A congresswoman on Wednesday requested more information on security company McAfee's report detailing a five-year hacking campaign that breached 72 organizations globally.
Representative Mary Bono Mack, chairman of the House Commerce subcommittee with jurisdiction over cybersecurity, said she was alarmed by the report on a slew of cyber attacks that McAfee has dubbed "Operation Shady RAT."
In a letter to Dmitri Alperovitch, vice president of threat research for McAfee and author of the report, Bono Mack requested a briefing with his research team and asked how the government and private sector could more effectively mitigate data breaches.
McAfee uncovered the biggest hacking campaign discovered to date, a multiyear campaign targeting governments, corporations, the United Nations, defense contractors and others. Its report, released last week, said a single "state actor" — which the company did not identify —— seeking military, diplomatic and economic advantage was behind the attacks.
Intel acquired McAfee, the world's No. 2 maker of security software after Symantec, in a $7.68 billion deal earlier this year to help it offer customers using its chips more safety from hackers.
Bono Mack, in the letter, asked McAfee if it believed greater public disclosure of significant, potentially damaging breaches would help or harm efforts to curb cyber crime.
The congresswoman introduced legislation in July that would require companies that collect consumers' personal information to implement data security measures and notify consumers of data breaches.
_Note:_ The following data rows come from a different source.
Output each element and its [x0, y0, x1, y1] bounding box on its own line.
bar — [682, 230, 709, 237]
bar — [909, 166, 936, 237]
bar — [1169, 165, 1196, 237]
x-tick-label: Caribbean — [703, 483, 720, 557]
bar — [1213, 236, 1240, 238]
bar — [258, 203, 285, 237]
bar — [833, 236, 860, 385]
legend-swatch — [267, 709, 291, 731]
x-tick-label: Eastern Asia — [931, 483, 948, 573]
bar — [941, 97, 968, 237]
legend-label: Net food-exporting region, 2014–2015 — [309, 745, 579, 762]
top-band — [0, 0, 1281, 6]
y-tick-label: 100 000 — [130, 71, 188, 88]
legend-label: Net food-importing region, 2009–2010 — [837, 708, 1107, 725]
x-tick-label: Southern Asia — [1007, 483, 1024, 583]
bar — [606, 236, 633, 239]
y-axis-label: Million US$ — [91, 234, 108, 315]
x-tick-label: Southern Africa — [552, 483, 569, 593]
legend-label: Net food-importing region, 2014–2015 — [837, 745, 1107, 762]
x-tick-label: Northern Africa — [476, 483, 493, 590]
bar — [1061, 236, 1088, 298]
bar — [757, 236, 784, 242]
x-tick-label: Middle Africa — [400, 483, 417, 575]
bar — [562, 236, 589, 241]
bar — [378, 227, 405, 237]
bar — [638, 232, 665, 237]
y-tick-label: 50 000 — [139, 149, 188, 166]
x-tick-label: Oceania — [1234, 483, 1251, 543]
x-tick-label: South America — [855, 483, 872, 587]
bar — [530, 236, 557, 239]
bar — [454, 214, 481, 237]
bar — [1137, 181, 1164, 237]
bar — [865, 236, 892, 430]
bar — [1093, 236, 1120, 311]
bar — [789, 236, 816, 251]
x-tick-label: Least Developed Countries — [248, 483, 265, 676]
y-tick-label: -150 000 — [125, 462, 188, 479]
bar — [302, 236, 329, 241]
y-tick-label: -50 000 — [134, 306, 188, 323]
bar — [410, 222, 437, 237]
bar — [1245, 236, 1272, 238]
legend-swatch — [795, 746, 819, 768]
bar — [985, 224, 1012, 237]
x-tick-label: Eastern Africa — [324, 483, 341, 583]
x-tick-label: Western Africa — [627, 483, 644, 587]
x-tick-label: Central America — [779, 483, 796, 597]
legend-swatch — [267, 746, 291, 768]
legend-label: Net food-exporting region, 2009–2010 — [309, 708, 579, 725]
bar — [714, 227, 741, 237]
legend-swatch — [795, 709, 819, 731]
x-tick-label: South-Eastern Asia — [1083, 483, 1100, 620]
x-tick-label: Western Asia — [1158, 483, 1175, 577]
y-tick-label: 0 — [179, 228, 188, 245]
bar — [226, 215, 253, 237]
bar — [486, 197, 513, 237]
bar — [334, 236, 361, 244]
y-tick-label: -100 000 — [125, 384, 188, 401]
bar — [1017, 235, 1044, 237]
Bono Mack also asked about the five-year hacking campaign's financial impact on the United States, and whether the company found evidence that consumers' sensitive or personal information was compromised.
The high-profile cyber attacks of recent months, including breaches of Sony and the websites of the U.S. Senate and Central Intelligence Agency, are classified in McAfee's report as unsophisticated and opportunistic compared with the insidious intrusions of Operation Shady RAT.
Bono Mack's subcommittee on commerce, manufacturing and trade has held several hearings on data security breaches, and is probing into cyber attacks' effects on consumers, international competitiveness and the U.S. economy.
In her letter to McAfee, she also sought a better understanding of what hackers consider to be a greater target: intellectual property and national security information or consumer information linked to identity theft.